Chenxi flower wholesale inventory-and-sales system
A full-stack operations system built solo for a flower wholesaler — live in production, with 200K+ RMB in cumulative sales.
Problem
Flower wholesale ran entirely on paper for outbound/inbound, ordering, pricing, inventory, spoilage, and expenses — there was no fast way to enter data on the warehouse floor, and the owner had no real-time view of the business. At the same time, a small business can't afford a traditional database and its upkeep.
Approach
A Flask backend with Feishu Bitable in place of a traditional database (zero-ops data storage), plus Feishu OAuth login and role-based access control; an H5 single-page app tuned for mobile so data can be entered on the warehouse floor; on the engineering side, CSRF protection, API rate limiting (60 requests/minute), and atomic transactions to keep data consistent; deployed on Gunicorn + Railway.
Results
Live in production
Status
200K+ RMB
Cumulative sales
0 (Feishu Bitable)
Database ops cost
AI's role in this project
The project has no AI features — it's included to prove the ability to ship solo: a real business, a real launch, real revenue.
A system people actually use
This isn't a practice project: it serves a real flower wholesaler, covering the whole flow — outbound, inbound, ordering, pricing, inventory, spoilage, expenses — and it's live in production with 200K+ RMB in cumulative sales.

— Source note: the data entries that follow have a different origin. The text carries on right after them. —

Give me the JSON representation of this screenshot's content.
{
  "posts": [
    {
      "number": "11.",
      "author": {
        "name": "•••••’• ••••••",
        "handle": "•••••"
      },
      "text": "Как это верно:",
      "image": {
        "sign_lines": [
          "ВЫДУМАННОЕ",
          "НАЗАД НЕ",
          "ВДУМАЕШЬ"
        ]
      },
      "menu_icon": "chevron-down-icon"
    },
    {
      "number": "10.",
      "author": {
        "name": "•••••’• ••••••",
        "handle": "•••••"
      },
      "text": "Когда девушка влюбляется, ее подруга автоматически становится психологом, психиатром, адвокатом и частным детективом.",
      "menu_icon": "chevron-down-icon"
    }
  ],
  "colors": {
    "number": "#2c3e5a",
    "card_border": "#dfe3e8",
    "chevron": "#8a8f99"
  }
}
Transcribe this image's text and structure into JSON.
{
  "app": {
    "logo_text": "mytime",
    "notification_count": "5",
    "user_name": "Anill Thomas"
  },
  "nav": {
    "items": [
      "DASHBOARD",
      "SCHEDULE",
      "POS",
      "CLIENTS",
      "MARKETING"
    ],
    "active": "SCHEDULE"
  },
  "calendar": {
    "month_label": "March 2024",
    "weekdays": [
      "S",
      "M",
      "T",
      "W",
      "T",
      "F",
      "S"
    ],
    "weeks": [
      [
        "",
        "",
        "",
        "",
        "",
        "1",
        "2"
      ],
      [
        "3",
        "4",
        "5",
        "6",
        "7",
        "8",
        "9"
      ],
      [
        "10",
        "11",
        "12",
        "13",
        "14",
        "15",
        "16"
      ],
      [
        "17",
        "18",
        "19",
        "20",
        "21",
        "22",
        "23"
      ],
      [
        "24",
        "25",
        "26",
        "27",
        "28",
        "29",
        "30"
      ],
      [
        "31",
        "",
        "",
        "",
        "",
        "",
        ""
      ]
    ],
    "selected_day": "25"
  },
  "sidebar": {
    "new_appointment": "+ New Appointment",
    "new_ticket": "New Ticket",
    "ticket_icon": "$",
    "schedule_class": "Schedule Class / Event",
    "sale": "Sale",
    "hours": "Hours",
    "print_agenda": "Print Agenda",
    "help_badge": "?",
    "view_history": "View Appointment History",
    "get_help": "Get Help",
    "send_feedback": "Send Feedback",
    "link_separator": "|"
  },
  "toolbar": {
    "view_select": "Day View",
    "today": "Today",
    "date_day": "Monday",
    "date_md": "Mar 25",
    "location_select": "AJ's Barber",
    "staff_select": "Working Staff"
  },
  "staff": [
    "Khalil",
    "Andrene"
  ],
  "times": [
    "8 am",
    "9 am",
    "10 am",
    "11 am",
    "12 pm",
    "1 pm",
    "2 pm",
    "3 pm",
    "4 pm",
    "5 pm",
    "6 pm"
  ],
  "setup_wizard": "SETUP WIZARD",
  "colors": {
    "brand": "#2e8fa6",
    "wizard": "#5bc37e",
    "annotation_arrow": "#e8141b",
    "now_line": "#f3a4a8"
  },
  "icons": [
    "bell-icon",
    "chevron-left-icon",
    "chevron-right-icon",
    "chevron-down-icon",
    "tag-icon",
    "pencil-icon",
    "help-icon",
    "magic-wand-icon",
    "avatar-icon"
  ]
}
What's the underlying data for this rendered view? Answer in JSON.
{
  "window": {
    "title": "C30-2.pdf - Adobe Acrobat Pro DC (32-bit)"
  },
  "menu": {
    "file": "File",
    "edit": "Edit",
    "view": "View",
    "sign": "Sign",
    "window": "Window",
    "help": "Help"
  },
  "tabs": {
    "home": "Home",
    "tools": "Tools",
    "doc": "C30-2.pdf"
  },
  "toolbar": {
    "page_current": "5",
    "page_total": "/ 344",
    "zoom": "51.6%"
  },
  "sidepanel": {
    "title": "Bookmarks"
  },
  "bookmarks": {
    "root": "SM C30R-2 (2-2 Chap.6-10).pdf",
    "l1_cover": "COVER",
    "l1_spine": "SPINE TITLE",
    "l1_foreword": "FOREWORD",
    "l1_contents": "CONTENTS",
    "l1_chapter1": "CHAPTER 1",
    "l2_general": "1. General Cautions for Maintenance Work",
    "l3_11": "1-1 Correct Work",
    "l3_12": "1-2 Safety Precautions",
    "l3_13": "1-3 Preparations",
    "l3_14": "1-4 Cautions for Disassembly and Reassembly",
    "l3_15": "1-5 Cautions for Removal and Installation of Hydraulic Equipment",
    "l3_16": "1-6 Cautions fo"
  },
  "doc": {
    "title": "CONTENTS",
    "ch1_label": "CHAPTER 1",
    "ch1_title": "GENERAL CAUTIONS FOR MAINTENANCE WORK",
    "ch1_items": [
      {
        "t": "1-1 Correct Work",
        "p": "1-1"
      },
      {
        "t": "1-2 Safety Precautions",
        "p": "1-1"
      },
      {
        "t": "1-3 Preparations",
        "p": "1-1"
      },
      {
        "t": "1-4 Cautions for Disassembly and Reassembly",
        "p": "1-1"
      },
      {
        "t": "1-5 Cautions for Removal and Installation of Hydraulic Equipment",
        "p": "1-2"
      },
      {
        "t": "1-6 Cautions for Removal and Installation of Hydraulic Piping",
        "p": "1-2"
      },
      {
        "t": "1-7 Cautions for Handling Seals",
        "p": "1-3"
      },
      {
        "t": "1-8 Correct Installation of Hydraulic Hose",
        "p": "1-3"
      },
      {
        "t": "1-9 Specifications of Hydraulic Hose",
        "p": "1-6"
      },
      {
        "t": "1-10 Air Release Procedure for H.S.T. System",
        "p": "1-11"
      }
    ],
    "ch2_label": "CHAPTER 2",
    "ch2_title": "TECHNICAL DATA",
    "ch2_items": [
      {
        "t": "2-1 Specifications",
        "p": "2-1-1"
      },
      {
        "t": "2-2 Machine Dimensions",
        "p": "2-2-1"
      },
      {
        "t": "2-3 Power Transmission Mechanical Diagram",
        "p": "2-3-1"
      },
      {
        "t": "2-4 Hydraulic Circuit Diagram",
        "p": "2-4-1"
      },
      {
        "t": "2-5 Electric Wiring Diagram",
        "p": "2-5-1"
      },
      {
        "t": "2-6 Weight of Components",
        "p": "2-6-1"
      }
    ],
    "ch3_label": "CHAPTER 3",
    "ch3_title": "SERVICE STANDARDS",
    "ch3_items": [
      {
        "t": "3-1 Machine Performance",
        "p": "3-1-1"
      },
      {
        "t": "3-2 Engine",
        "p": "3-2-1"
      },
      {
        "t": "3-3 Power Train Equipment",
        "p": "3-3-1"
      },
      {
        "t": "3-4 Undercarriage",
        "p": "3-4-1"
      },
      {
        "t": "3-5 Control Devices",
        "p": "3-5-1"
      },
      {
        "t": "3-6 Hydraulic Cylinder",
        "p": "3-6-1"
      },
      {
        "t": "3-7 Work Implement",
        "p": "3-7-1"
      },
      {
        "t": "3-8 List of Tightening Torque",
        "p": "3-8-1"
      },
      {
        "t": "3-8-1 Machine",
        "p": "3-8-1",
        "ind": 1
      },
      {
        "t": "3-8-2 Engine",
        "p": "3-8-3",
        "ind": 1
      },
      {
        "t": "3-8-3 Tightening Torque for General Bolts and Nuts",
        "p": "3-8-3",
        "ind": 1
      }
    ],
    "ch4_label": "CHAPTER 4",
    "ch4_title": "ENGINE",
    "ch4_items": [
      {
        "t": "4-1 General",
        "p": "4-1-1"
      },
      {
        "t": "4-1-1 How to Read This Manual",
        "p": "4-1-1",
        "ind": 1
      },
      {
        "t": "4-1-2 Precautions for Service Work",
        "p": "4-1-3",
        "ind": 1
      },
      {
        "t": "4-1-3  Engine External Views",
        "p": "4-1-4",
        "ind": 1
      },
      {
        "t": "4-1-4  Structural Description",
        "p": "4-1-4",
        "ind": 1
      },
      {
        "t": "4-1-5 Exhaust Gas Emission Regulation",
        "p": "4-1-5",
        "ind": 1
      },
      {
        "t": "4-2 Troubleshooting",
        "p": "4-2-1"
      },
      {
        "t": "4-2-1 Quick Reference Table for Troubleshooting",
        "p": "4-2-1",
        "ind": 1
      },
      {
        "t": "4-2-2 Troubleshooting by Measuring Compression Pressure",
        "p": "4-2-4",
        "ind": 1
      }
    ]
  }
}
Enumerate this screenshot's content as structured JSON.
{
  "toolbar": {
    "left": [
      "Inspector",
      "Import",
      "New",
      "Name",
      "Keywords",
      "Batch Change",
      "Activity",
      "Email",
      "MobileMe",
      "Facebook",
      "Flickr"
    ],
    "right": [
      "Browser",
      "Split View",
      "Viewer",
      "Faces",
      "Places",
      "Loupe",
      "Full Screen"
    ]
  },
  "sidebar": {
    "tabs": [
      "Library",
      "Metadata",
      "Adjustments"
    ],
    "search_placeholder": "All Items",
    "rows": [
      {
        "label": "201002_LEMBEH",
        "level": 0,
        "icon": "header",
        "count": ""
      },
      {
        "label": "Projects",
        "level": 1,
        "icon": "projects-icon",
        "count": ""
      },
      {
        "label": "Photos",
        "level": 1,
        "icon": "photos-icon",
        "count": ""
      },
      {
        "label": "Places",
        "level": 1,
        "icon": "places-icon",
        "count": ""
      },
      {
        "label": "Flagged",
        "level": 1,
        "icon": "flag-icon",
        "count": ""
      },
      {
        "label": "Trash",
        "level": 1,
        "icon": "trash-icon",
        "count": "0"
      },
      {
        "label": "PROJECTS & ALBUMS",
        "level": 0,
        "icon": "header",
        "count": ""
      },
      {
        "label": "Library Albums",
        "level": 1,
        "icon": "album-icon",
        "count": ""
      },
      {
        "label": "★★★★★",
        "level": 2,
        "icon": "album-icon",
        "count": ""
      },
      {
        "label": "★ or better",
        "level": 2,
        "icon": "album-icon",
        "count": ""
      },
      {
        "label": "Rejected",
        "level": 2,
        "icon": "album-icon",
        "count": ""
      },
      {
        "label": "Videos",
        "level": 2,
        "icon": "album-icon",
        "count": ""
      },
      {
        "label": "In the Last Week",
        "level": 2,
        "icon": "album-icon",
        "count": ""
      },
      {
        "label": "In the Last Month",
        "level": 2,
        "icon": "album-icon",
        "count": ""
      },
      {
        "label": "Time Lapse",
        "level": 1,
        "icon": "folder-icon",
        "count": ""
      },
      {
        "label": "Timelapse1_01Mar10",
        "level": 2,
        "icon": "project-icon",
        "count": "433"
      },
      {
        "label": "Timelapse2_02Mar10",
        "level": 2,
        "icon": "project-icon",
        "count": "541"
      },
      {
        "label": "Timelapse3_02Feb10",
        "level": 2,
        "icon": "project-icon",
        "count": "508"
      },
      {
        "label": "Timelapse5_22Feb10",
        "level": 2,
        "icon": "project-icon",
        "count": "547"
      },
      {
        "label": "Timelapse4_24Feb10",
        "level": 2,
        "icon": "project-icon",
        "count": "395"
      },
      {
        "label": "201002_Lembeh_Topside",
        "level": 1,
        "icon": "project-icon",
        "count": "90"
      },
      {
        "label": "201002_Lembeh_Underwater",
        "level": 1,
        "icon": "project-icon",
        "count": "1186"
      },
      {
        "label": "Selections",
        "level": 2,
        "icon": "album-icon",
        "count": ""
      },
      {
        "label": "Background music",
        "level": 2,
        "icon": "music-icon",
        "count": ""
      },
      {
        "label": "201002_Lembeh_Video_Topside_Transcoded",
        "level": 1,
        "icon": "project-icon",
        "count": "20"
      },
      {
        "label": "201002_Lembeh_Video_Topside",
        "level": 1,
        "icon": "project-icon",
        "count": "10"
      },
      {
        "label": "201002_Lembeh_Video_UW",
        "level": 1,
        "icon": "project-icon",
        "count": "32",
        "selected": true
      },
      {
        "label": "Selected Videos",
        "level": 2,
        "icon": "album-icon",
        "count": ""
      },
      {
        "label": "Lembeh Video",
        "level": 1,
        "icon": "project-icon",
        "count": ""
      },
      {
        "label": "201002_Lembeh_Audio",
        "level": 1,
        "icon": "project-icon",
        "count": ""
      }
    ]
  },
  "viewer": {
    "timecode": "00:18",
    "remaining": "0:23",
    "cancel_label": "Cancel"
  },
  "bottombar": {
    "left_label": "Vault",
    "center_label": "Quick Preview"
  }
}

Trade-offs worth a mention
Feishu Bitable as the database. The real constraint for a small business is "can't afford the ops." Bitable comes with permissions, backups, and visualization built in, and the owner reads the business numbers right inside Feishu — trading zero ops cost for a slight loss in query flexibility, which is the right call at this scale of business.
Designed for the warehouse floor. An H5 single-page app tuned for mobile, so a worker can glance at it and enter data right in the warehouse; Feishu OAuth + role-based access splits owner / warehouse / sales.
Even a small system keeps engineering discipline. CSRF protection, API rate limiting (60 requests/minute), and atomic transactions to keep the books consistent — money data can't be wrong.